Non, je suis convaincu que Paulin, à son arrivée de France, n’avait que de l’admiration pour ce que les Canadiens faisaient pour civiliser ce nouveau pays. Il a dû être heureux et fier lorsque le premier mariage de sa famille a été celui de sa fille avec un jeune Canadien, Joseph Lecour.
Ces trois points de vue reflètent des attitudes qui considèrent le Canadien français comme désuet. Cette attitude est encore plus marquée le long de la côte Est, où dans des villes comme Fall River et Manchester (New Hampshire), les Canadiens français sont considérés par les Yankees comme des infrastrucures. Je me suis creusé la tête pour essayer de me souvenir d’exemples de ce genre à Kankakee lorsque j’étais enfant, mais en vain.
Il est vrai qu’en tant que petits snobs, nous regardions de haut ceux qui avaient un accent. Comme la plupart des enfants de nos classes au séminaire Saint-Joseph venaient de foyers où l’on parlait français, ils avaient tous un accent. Je suppose que c’est pour cette raison que nous parlions anglais à la maison et que nous prenions des leçons de français avec la tante de mon père. Ma mère, en partie irlandaise et en partie yankee, a d’abord essayé d’apprendre le français.

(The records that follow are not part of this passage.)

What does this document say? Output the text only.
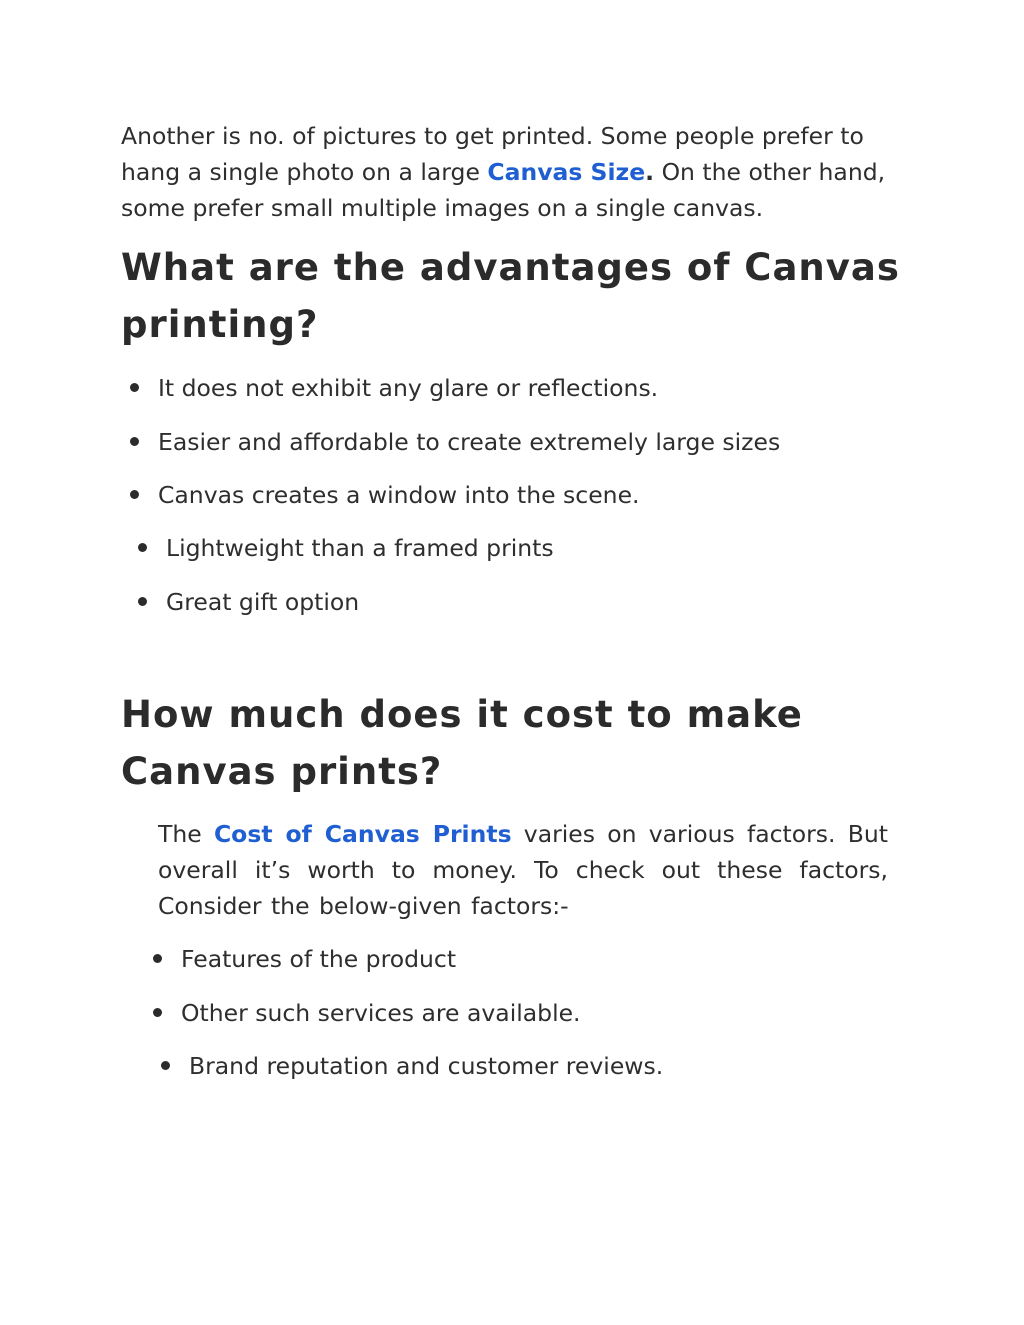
Another is no. of pictures to get printed. Some people prefer to hang a single photo on a large Canvas Size. On the other hand, some prefer small multiple images on a single canvas.

What are the advantages of Canvas printing?
It does not exhibit any glare or reflections.
Easier and affordable to create extremely large sizes
Canvas creates a window into the scene.
Lightweight than a framed prints
Great gift option
How much does it cost to make Canvas prints?

The Cost of Canvas Prints varies on various factors. But overall it’s worth to money. To check out these factors, Consider the below-given factors:-

Features of the product
Other such services are available.
Brand reputation and customer reviews.
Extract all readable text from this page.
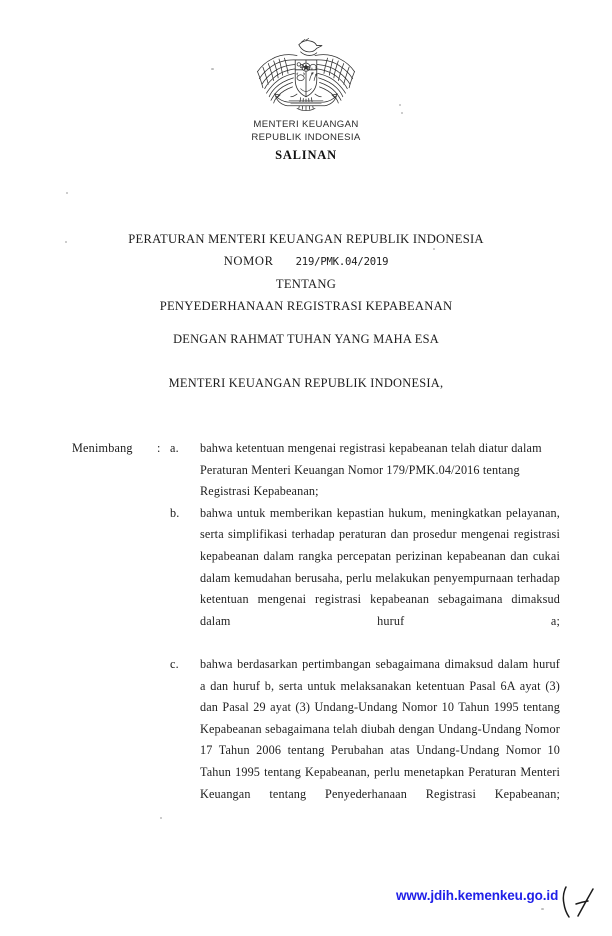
MENTERI KEUANGAN
REPUBLIK INDONESIA
SALINAN
PERATURAN MENTERI KEUANGAN REPUBLIK INDONESIA
NOMOR 219/PMK.04/2019
TENTANG
PENYEDERHANAAN REGISTRASI KEPABEANAN
DENGAN RAHMAT TUHAN YANG MAHA ESA
MENTERI KEUANGAN REPUBLIK INDONESIA,
Menimbang	: a.	bahwa ketentuan mengenai registrasi kepabeanan telah diatur dalam Peraturan Menteri Keuangan Nomor 179/PMK.04/2016 tentang Registrasi Kepabeanan;
b.	bahwa untuk memberikan kepastian hukum, meningkatkan pelayanan, serta simplifikasi terhadap peraturan dan prosedur mengenai registrasi kepabeanan dalam rangka percepatan perizinan kepabeanan dan cukai dalam kemudahan berusaha, perlu melakukan penyempurnaan terhadap ketentuan mengenai registrasi kepabeanan sebagaimana dimaksud dalam huruf a;
c.	bahwa berdasarkan pertimbangan sebagaimana dimaksud dalam huruf a dan huruf b, serta untuk melaksanakan ketentuan Pasal 6A ayat (3) dan Pasal 29 ayat (3) Undang-Undang Nomor 10 Tahun 1995 tentang Kepabeanan sebagaimana telah diubah dengan Undang-Undang Nomor 17 Tahun 2006 tentang Perubahan atas Undang-Undang Nomor 10 Tahun 1995 tentang Kepabeanan, perlu menetapkan Peraturan Menteri Keuangan tentang Penyederhanaan Registrasi Kepabeanan;
www.jdih.kemenkeu.go.id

Mais elle n’a d’oreille ni pour le français ni pour la musique et abandonne rapidement. Elle a rejoint les DAR et a laissé la culture française nous envahir sans que le côté paternel de la famille ne proteste. Je pense que nous avons gravi l’échelon social grâce à son mariage avec une Canavan. Elle n’avait pas d’accent et appartenait à une famille yankee, les Kingsley de Taunton, Mass.
Les Canavans62, en revanche, sont fiers que l’un d’entre eux ait épousé une famille française. Je l’ai appris par ma belle-mère, qui était Ella Canavan de Manteno. Elle a été élevée dans le clan des Euzières et peut même prononcer quelques phrases en français. Elle avait également été à l’école des religieuses de Sainte-Croix à Michigan City, où elles avaient acheté l’ancienne maison des Blair pour en faire un couvent, et les enseignements des religieuses françaises représentaient pour elle le paradis. Elle était fière de m’avoir dans sa famille et m’a donné envie d’entretenir mon français et de connaître mes origines françaises. Sans son intérêt, je n’aurais peut-être jamais entrepris cette étude et je peux affirmer qu’il n’y avait aucun préjugé contre les Canadiens français parmi les habitants de Manteno.